How do your eating habits affect the way you handle stress? How does stress affect your dietary preferences? Whichever angle you focus on, food and stress are interrelated. Food doesn’t necessarily have to be your only coping mechanism for stress however. You can manage daily pressures in a variety of other ways.
Three Ways that Food and Stress Connect
• Your over-eating or under-eating tendencies surface when you are under stress. Your blood sugar level takes the toll either way. Severe mood swings result, and you end up compounding the present problem as well as your stress level. Like many people, maybe you haven’t realized yet how food can harm you! Stress management begins with awareness. You must know precisely what you need to change in your food preferences or dietary habits.
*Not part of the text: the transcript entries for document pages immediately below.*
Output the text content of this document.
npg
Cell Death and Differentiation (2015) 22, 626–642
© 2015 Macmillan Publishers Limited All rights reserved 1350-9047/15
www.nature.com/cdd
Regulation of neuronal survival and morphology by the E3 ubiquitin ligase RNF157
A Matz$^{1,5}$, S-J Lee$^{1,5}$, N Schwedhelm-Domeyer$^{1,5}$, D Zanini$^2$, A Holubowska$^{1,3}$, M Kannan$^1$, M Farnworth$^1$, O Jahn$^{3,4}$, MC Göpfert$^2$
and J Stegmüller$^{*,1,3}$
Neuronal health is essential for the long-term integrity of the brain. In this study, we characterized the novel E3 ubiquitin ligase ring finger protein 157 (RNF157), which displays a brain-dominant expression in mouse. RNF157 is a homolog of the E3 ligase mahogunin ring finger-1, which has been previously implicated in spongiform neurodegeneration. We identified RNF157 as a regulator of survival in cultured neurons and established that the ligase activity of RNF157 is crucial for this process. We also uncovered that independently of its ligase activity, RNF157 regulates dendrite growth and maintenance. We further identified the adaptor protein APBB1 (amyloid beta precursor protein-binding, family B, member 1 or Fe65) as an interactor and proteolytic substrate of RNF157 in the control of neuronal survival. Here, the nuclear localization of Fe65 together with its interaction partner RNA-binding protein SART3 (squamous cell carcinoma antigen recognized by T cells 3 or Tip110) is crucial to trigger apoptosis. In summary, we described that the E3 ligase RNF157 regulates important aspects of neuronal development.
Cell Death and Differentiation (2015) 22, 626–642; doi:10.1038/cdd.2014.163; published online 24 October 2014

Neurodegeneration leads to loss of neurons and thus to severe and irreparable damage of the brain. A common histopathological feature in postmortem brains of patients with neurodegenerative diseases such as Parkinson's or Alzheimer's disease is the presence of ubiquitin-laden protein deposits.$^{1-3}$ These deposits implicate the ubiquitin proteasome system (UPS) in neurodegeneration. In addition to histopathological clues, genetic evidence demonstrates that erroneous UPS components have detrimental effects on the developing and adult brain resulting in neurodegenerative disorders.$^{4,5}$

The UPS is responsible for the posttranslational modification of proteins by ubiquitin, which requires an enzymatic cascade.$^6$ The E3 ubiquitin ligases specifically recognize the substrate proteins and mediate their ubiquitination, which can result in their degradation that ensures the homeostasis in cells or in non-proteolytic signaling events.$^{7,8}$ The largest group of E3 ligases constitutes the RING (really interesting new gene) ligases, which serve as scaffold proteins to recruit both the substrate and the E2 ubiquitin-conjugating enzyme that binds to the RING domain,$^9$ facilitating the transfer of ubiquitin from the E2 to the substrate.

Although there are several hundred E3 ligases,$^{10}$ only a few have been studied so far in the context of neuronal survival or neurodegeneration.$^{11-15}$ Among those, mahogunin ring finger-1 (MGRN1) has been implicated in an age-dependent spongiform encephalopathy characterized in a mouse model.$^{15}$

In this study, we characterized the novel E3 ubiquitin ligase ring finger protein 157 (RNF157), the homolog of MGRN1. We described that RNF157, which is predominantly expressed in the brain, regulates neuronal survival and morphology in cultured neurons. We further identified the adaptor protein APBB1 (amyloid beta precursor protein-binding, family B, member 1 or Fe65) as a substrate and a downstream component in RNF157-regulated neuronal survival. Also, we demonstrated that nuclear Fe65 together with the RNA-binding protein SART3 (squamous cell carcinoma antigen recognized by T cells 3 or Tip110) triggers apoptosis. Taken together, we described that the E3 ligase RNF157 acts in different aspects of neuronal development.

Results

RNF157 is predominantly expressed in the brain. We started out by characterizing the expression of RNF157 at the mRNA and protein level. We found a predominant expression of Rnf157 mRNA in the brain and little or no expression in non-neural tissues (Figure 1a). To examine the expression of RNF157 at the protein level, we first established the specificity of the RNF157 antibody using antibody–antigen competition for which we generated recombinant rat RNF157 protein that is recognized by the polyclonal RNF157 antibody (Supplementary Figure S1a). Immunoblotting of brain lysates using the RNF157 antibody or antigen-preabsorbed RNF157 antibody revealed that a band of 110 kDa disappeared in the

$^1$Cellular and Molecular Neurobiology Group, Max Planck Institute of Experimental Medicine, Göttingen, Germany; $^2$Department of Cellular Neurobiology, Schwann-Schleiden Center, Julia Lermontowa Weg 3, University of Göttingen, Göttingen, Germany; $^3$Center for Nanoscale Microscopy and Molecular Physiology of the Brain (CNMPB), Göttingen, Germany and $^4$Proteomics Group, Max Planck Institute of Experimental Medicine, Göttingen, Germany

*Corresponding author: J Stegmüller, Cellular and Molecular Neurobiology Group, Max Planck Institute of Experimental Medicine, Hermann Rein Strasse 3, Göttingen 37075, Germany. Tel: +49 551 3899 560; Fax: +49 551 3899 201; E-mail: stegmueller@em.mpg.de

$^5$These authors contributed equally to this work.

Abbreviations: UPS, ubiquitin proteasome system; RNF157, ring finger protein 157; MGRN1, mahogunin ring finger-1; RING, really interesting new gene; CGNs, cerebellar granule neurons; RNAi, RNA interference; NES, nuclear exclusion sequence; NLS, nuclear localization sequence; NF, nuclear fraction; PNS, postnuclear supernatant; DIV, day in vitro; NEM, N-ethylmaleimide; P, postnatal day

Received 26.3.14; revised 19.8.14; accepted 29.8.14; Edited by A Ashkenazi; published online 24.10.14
• Food is not the cure, but it can help you manage your stress. Supply your body with nutritious food. Proper dieting can sustain your body with the energy required to overcome stressful experiences. Consuming fatty food and sugar-filled treats alone doesn’t really help you much. In fact, you’ll end up feeling more exhausted, more anxious and grouchier than ever. You need more than those to combat stress.
• The right foods fortify the immune system. Stressful situations weaken it. A weak immune system is more prone to contacting diseases, bacteria and viruses. Studies prove that with proper food intake, you can make your immune system healthy and strong. It isn’t difficult to see what the studies are driving at: You have to eat right in order to feel great!
Stress and Diet
The connection between food and stress is so obvious and hard to miss. The kind of foods you consume directly affects the way you feel, think and react. Poor food choices and either over-eating or under-eating subject both your body and mind to more strain. If you want to manage your stress, try starting with your diet. Evaluate what you eat, how much you eat and how often you eat. Then, gradually introduce changes to your lifestyle.
Beyond Dieting
While the right food allows you to cope with stressful experiences more effectively, it isn’t enough. Try pairing a good diet with the following strategies:
• Get enough sleep. Seven to eight hours is ideal.
• Find time to relax.
• Establish a support group.
• Accept your limitations.
• Work and live life with a plan in mind.
• Learn to say “No” from time to time.
Healthy dieting coupled with the above steps can empower you to manage daily pressures well and take better control of your life. Say goodbye to stressed out days. Say hello to a lighter, happier you.